La jurisprudence francophone des Cours suprêmes


recherche avancée

18/12/2018 | FRANCE | N°16BX02364

France | France, Cour administrative d'appel de Bordeaux, 5ème chambre - formation à 3, 18 décembre 2018, 16BX02364


Vu la procédure suivante :

Procédure contentieuse antérieure :

M. B...C...a demandé au tribunal administratif de Poitiers la décharge des cotisations supplémentaires d'impôt sur le revenu auxquelles il a été assujetti au titre des années 2009 et 2010 et la décharge des amendes qui lui ont été infligées sur le fondement de l'article 1736 du code général des impôts au titre de ces mêmes années.
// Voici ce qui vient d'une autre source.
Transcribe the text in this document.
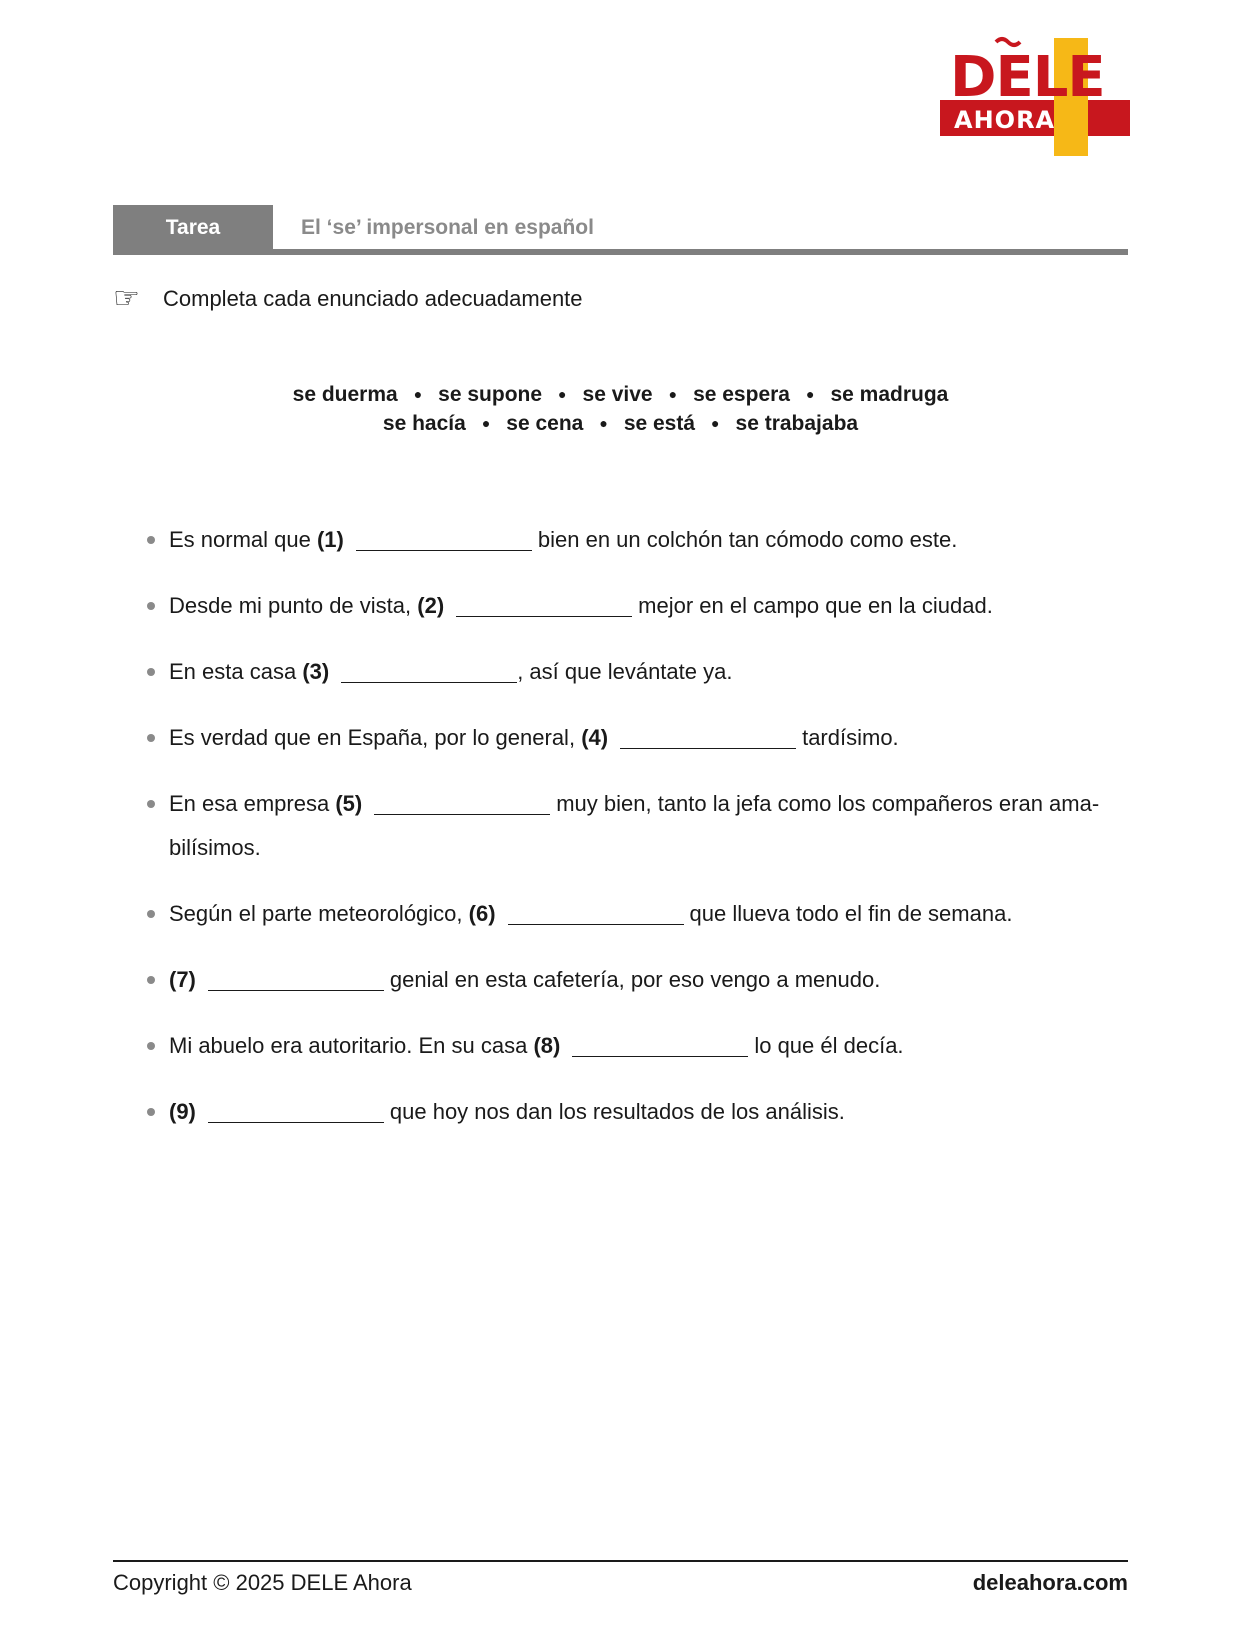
DELE
AHORA
Tarea	El ‘se’ impersonal en español
☞	Completa cada enunciado adecuadamente
se duerma ● se supone ● se vive ● se espera ● se madruga
se hacía ● se cena ● se está ● se trabajaba
Es normal que (1)	bien en un colchón tan cómodo como este.
Desde mi punto de vista, (2)	mejor en el campo que en la ciudad.
En esta casa (3)	, así que levántate ya.
Es verdad que en España, por lo general, (4)	tardísimo.
En esa empresa (5)	muy bien, tanto la jefa como los compañeros eran ama-bilísimos.
Según el parte meteorológico, (6)	que llueva todo el fin de semana.
(7)	genial en esta cafetería, por eso vengo a menudo.
Mi abuelo era autoritario. En su casa (8)	lo que él decía.
(9)	que hoy nos dan los resultados de los análisis.
Copyright © 2025 DELE Ahora	deleahora.com
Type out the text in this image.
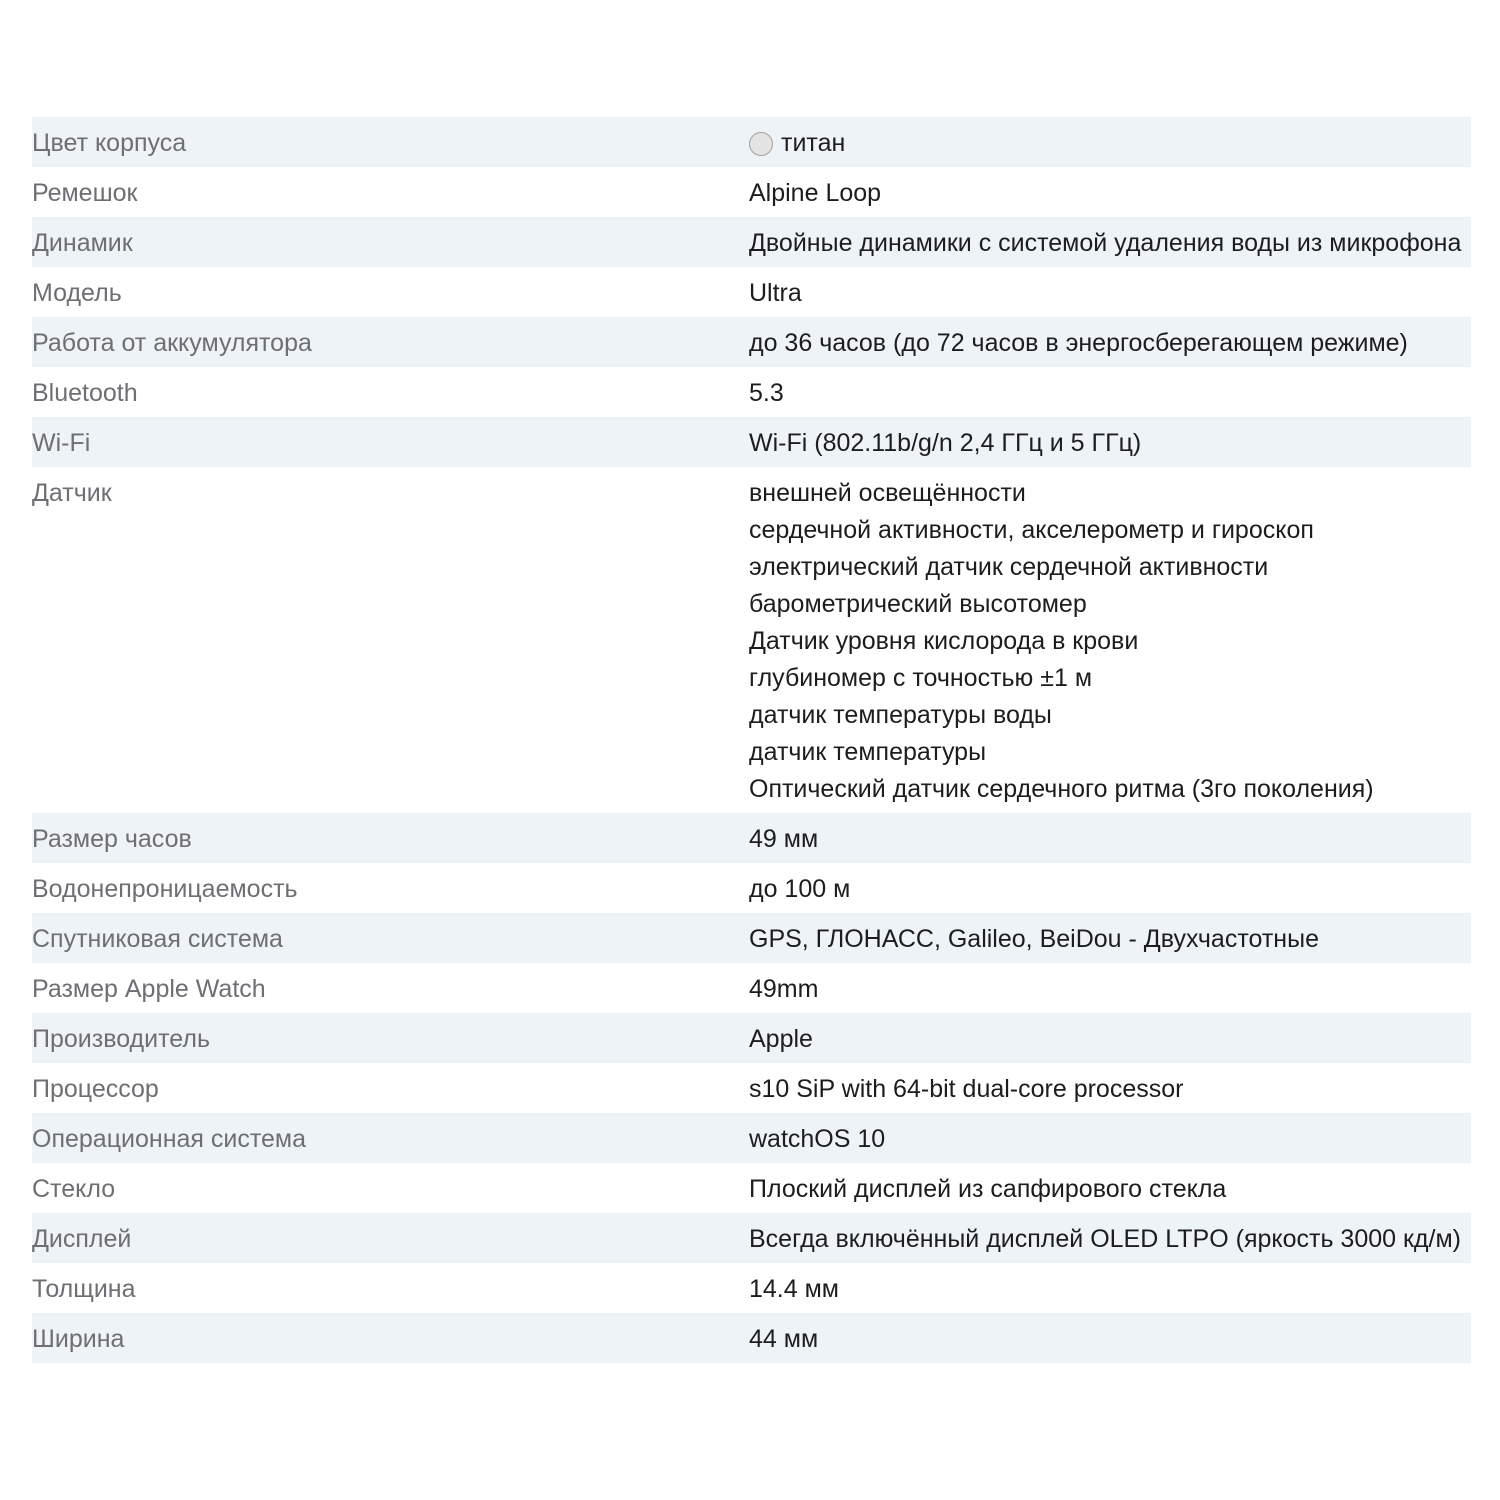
Цвет корпуса	титан
Ремешок	Alpine Loop
Динамик	Двойные динамики с системой удаления воды из микрофона
Модель	Ultra
Работа от аккумулятора	до 36 часов (до 72 часов в энергосберегающем режиме)
Bluetooth	5.3
Wi-Fi	Wi-Fi (802.11b/g/n 2,4 ГГц и 5 ГГц)
Датчик	внешней освещённости
сердечной активности, акселерометр и гироскоп
электрический датчик сердечной активности
барометрический высотомер
Датчик уровня кислорода в крови
глубиномер с точностью ±1 м
датчик температуры воды
датчик температуры
Оптический датчик сердечного ритма (3го поколения)
Размер часов	49 мм
Водонепроницаемость	до 100 м
Спутниковая система	GPS, ГЛОНАСС, Galileo, BeiDou - Двухчастотные
Размер Apple Watch	49mm
Производитель	Apple
Процессор	s10 SiP with 64-bit dual-core processor
Операционная система	watchOS 10
Стекло	Плоский дисплей из сапфирового стекла
Дисплей	Всегда включённый дисплей OLED LTPO (яркость 3000 кд/м)
Толщина	14.4 мм
Ширина	44 мм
Par un jugement n° 1302542-1302543 du 19 mai 2016, le tribunal administratif de Poitiers a rejeté ses demandes.

Procédure devant la cour :

Par une

requête, enregistrée le 20 juillet 2016, M. B...C..., représenté par Me A... et MeD..., demande à l...

Vu la procédure suivante :

Procédure contentieuse antérieure :

M. B...C...a demandé au tribunal administratif de Poitiers la décharge des cotisations supplémentaires d'impôt sur le revenu auxquelles il a été assujetti au titre des années 2009 et 2010 et la décharge des amendes qui lui ont été infligées sur le fondement de l'article 1736 du code général des impôts au titre de ces mêmes années.

Par un jugement n° 1302542-1302543 du 19 mai 2016, le tribunal administratif de Poitiers a rejeté ses demandes.

Procédure devant la cour :

Par une requête, enregistrée le 20 juillet 2016, M. B...C..., représenté par Me A... et MeD..., demande à la cour :

1°) d'annuler ce jugement du tribunal administratif de Poitiers du 19 mai 2016 ;

2°) la décharge des impositions et amendes en litige ;

3°) de mettre à la charge de l'Etat la somme de 3 000 euros au titre des dispositions de l'article L. 761-1 du code de justice administrative.

Il soutient, en ce qui concerne sa résidence fiscale, que :

- il ne remplit aucun des critères prévus à l'article 4 B du code général des impôts permettant de le faire regarder comme étant fiscalement domicilié... ; il n'y exerce en effet aucune activité professionnelle ; il n'y a pas le centre de ses activités économiques et son foyer ne se situe pas en France ; au contraire, au cours des années d'imposition en litige, sa résidence habituelle se situait en République centrafricaine ainsi que l'établissent les pièces qu'il verse au dossier ; il a certes prolongé son séjour en France mais pour des raisons indépendantes de sa volonté ;

Il soutient, en ce qui concerne l'existence d'un établissement stable en France, que :

- si la cour estimait qu'il était résident fiscal, il conviendrait d'appliquer l'article 23 de la Convention fiscale du 13 décembre 1969 conclue entre la France et la République centrafricaine ;

Il soutient, en ce qui concerne l'amende, que :

- la proposition de rectification ne contenait aucune information sur le délai de trente jours dont il disposait pour formuler des observations au sujet de l'amende fiscale fondée sur l'article 1736 du code général des impôts ; il en découle une atteinte aux garanties procédurales prévues par l'article L. 80 D du livre des procédures fiscales ;

- n'ayant pas été indiqué, ce délai n'a pu courir et il en résulte que l'avis de mise en recouvrement a été irrégulièrement émis ;

- la décharge de l'amende doit aussi être prononcée du fait qu'il n'était pas résident fiscal français au titre des années en litige et n'avait donc pas à déclarer ses revenus perçus au cours de cette période.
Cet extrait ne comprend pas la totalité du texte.